I would like to know how to compute the tensor product of the matrices below and how to deal with duality of vector spaces.
The vector space I concern is the Lie algebra $\mathscr{sl_2}$ with basis $\{H, E, F\}$ and whose bracket is given by $[H, E]=2E, [H, F]=-2F, [E,F]=H$. With respect to this basis, the Killing form $B:\mathscr{sl_2}\otimes \mathscr{sl_2} \to \mathbb{C}$ is given by the matrix
$$\begin{bmatrix} 0& 0 &4\\ 0 & 8& 0 \\ 4&0&0 \end{bmatrix}$$
What I am confused is the following computations.
We regard $B$ as an element in $(\mathscr{sl_2})^*\otimes (\mathscr{sl_2})^*$. (How?)
Then the dual element of $B$ is given by $$\begin{bmatrix} E & H& F \end{bmatrix}\otimes \begin{bmatrix}0& 0 &4\\ 0 & 8& 0 \\ 4&0&0 \end{bmatrix}^{-1} \begin{bmatrix} E\\H\\F \end{bmatrix}=\frac{1}{4}E\otimes F+\frac{1}{8}H\otimes H+ \frac{1}{4} F\otimes E.$$ I would like to know why the element on the left hand side of the equation is the dual of $B$. Also I would like to know how to show this equality.

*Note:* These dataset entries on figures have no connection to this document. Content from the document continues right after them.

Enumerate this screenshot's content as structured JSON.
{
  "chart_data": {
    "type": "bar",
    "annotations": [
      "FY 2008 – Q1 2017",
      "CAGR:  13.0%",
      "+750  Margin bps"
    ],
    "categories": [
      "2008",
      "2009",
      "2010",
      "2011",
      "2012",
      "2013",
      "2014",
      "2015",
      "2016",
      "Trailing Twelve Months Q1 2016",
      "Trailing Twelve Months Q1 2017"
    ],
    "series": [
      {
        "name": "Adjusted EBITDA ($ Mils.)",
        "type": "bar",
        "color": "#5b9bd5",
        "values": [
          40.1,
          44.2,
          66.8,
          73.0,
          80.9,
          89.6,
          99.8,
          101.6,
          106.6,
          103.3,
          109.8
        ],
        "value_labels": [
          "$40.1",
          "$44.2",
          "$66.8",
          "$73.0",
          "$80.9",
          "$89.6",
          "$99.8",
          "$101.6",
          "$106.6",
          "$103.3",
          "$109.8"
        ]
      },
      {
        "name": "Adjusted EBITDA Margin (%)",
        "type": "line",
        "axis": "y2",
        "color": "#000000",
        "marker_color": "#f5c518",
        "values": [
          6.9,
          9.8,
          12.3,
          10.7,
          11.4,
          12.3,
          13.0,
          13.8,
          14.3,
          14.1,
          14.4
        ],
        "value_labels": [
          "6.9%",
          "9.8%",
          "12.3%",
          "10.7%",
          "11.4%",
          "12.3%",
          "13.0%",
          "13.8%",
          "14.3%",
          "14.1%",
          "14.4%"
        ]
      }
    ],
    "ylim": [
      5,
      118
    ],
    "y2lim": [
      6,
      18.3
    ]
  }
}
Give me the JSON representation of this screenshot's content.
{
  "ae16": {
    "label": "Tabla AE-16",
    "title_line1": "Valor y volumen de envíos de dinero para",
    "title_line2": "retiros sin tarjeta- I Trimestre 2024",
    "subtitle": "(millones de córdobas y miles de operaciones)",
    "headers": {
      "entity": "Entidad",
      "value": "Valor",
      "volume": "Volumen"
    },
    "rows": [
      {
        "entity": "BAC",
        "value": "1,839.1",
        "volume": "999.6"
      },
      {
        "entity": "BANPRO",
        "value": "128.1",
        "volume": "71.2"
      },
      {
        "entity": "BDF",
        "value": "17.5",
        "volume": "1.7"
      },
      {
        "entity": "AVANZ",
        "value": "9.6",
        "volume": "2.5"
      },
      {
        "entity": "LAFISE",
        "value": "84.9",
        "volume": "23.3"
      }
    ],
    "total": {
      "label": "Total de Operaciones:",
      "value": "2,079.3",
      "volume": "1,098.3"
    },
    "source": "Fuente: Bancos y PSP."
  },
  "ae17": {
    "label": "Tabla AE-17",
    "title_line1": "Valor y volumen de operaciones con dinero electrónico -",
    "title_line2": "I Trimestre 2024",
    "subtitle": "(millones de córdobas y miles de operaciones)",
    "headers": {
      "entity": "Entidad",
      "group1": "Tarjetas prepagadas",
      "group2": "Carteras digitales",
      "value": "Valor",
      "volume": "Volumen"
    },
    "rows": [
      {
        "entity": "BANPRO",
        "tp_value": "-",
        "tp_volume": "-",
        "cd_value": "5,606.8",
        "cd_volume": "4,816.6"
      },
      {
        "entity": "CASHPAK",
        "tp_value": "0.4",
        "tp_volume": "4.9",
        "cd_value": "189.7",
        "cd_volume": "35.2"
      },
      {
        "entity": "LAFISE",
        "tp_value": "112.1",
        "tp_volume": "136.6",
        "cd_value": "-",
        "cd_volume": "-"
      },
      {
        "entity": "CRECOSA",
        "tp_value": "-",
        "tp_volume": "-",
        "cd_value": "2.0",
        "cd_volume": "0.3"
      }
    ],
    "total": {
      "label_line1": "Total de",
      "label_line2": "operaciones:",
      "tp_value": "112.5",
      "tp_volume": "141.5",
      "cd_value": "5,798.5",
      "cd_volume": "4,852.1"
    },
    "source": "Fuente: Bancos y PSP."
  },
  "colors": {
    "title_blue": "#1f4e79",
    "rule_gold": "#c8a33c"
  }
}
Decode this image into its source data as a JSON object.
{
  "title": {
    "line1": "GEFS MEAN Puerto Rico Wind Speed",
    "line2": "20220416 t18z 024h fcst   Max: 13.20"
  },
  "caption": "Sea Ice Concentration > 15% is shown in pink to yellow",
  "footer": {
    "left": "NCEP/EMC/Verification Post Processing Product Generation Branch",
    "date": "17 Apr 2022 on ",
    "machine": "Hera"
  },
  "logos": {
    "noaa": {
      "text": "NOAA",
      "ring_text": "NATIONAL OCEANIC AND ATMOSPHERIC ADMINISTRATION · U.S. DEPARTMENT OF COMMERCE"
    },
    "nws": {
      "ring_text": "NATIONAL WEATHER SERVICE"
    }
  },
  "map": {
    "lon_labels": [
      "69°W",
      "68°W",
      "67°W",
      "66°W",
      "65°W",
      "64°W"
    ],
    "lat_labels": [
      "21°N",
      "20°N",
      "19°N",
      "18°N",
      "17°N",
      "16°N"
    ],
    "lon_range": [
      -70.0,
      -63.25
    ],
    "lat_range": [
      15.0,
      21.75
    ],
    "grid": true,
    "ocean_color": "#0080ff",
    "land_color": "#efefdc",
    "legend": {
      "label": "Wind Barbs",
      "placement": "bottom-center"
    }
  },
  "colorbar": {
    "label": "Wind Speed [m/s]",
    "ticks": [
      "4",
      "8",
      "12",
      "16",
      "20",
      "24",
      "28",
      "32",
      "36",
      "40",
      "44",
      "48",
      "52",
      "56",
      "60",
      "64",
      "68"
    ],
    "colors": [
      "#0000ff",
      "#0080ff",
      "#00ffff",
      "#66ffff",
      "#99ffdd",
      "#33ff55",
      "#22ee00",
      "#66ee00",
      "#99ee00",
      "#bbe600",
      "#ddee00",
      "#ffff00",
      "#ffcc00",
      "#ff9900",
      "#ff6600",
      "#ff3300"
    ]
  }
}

The point is that the dual basis to $(E,F,H)$ with respect to the Killing form is just given by $(F/4,E/4,H/8)$. This follows directly from the definition of a dual basis $(b_i^*)$ to a basis $(b_i)$ with respect to a non-degenerate symmetric bilinear form. You can see this from the matrix of the Killing form. Hence the Casimir operator $C=C_B=\sum_i b_i\otimes b_i^*$ is given by $$ C=\frac{E\otimes F}{4}+\frac{F\otimes E}{4}+\frac{H\otimes H}{8}. $$